LeetCode BinarySearch 162. Find Peak Element

162. Find Peak Element

A peak element is an element that is greater than its neighbors.

Given an input array nums, where nums[i] ≠ nums[i+1], find a peak element and return its index.

The array may contain multiple peaks, in that case return the index to any one of the peaks is fine.

You may imagine that nums[-1] = nums[n] = -∞.

Example 1:
Input: nums = [1,2,3,1]
Output: 2
Explanation: 3 is a peak element and your function should return the index number 2.

Example 2:
Input: nums = [1,2,1,3,5,6,4]
Output: 1 or 5
Explanation: Your function can return either index number 1 where the peak element is 2, or index number 5 where the peak element is 6.

solution 1: binary search

第一种binary search写法，当前一个数大于后一个数，说明处于下降段，hi = mid；当前一个数小于后一个数，说明处于上升段，lo = mid + 1。

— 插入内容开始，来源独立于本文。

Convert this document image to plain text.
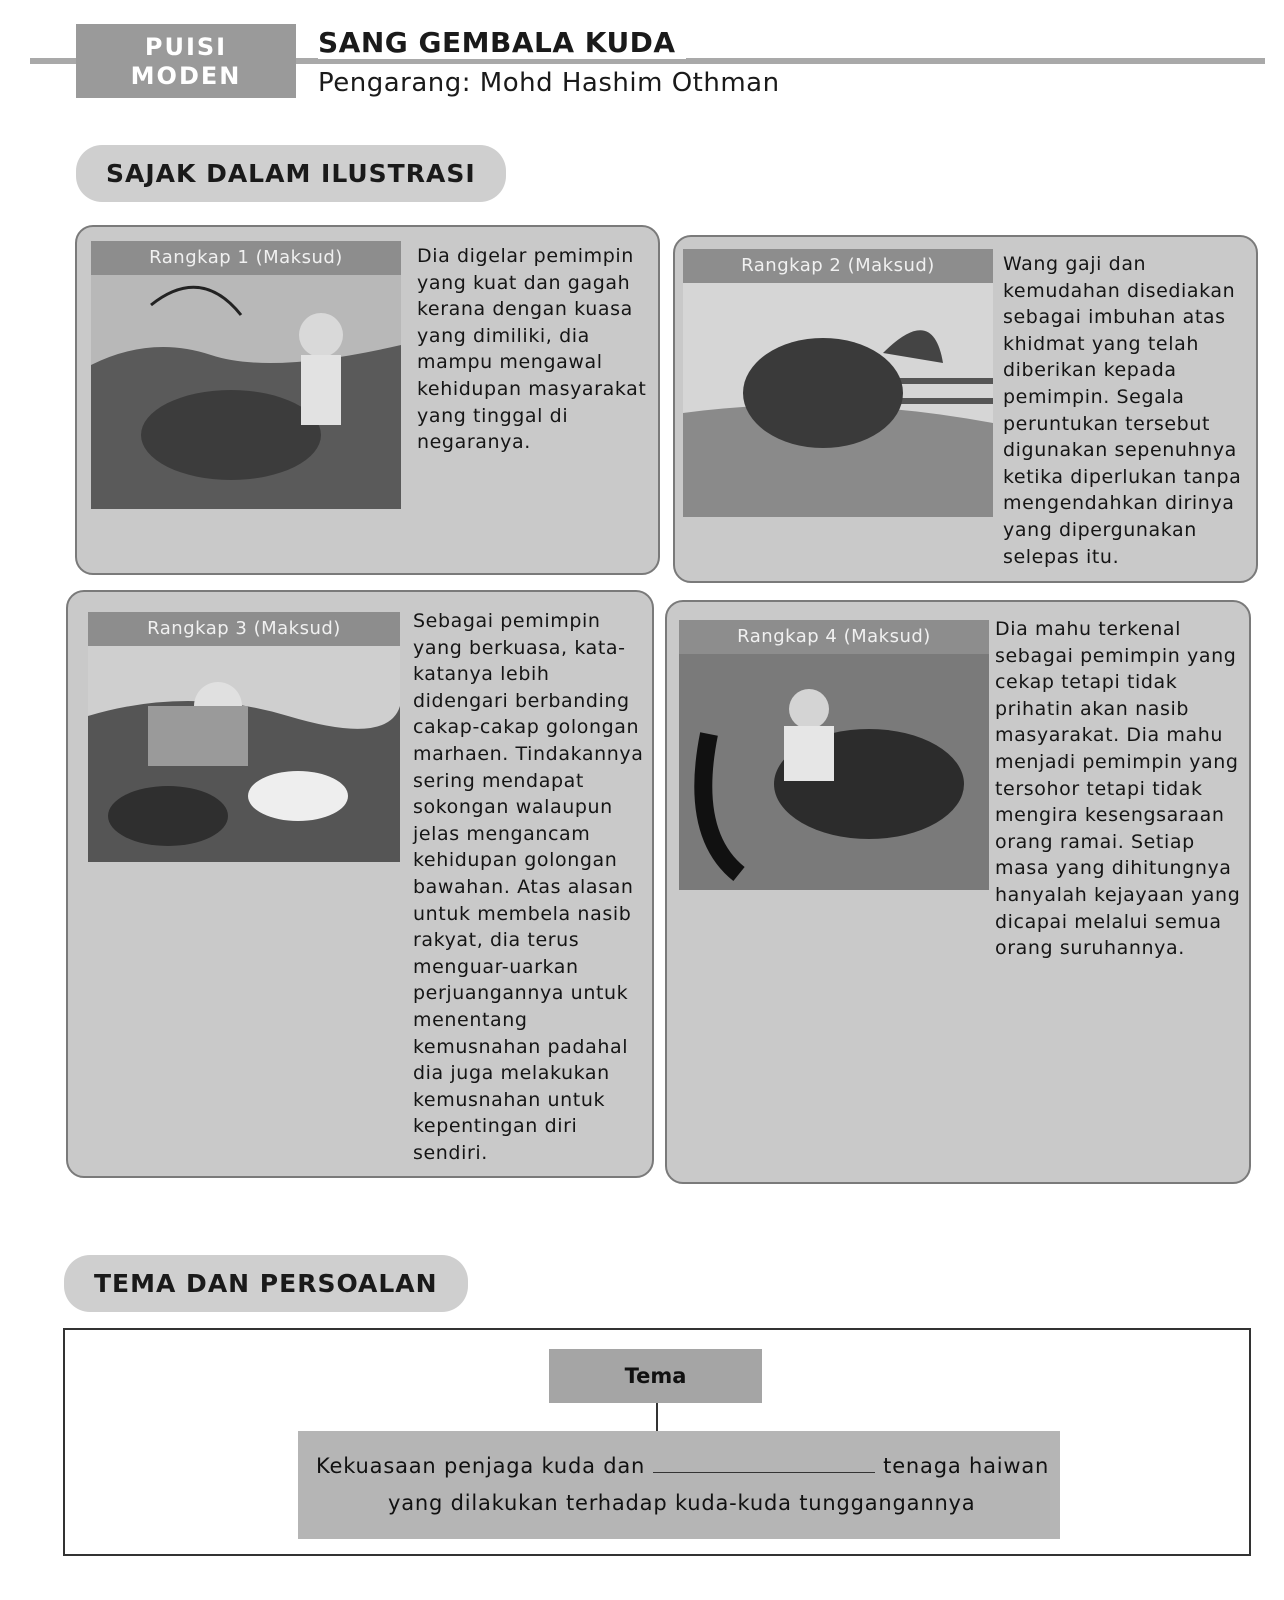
PUISI
MODEN
SANG GEMBALA KUDA
Pengarang: Mohd Hashim Othman
SAJAK DALAM ILUSTRASI
Rangkap 1 (Maksud)	Dia digelar pemimpin yang kuat dan gagah kerana dengan kuasa yang dimiliki, dia mampu mengawal kehidupan masyarakat yang tinggal di negaranya.
Rangkap 2 (Maksud)	Wang gaji dan kemudahan disediakan sebagai imbuhan atas khidmat yang telah diberikan kepada pemimpin. Segala peruntukan tersebut digunakan sepenuhnya ketika diperlukan tanpa mengendahkan dirinya yang dipergunakan selepas itu.
Rangkap 3 (Maksud)	Sebagai pemimpin yang berkuasa, kata-katanya lebih didengari berbanding cakap-cakap golongan marhaen. Tindakannya sering mendapat sokongan walaupun jelas mengancam kehidupan golongan bawahan. Atas alasan untuk membela nasib rakyat, dia terus menguar-uarkan perjuangannya untuk menentang kemusnahan padahal dia juga melakukan kemusnahan untuk kepentingan diri sendiri.
Rangkap 4 (Maksud)	Dia mahu terkenal sebagai pemimpin yang cekap tetapi tidak prihatin akan nasib masyarakat. Dia mahu menjadi pemimpin yang tersohor tetapi tidak mengira kesengsaraan orang ramai. Setiap masa yang dihitungnya hanyalah kejayaan yang dicapai melalui semua orang suruhannya.
TEMA DAN PERSOALAN
Tema
Kekuasaan penjaga kuda dan	tenaga haiwan
yang dilakukan terhadap kuda-kuda tunggangannya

        public int findPeakElement(int[] nums) {
        int l = 0, r = nums.length - 1;
        while (l < r) {
            int mid = (l + r) / 2;
            if (nums[mid] > nums[mid + 1])
                r = mid;
            else
                l = mid + 1;
        }
        return l;
    }

solution 2 : binary search

分析mid与两侧数字的大小关系，总共有四种可能，分别考虑四种情况。

    public int findPeakElement(int[] nums) {
        if (nums.length == 1) return 0;
        if (nums.length == 2) return (nums[0] > nums[1]) ? 0 : 1;
        
        int lo = 0;
        int hi = nums.length - 1;
        
        while (lo  + 1 < hi) {
            int mid = lo + (hi - lo) / 2;
            
            if (nums[mid] < nums[mid - 1] && nums[mid] > nums[mid + 1]) {
                hi = mid; 
            } else if (nums[mid] > nums[mid - 1] && nums[mid] < nums[mid + 1]) {
                lo = mid;
            } else if (nums[mid] > nums[mid - 1] && nums[mid] > nums[mid + 1]) {
                return mid;
            } else if (nums[mid] < nums[mid - 1] && nums[mid] < nums[mid + 1]) {
                lo = mid;
            }
        }
        
        if (nums[lo] > nums[hi]) {
            return lo;
        } else return hi;
    }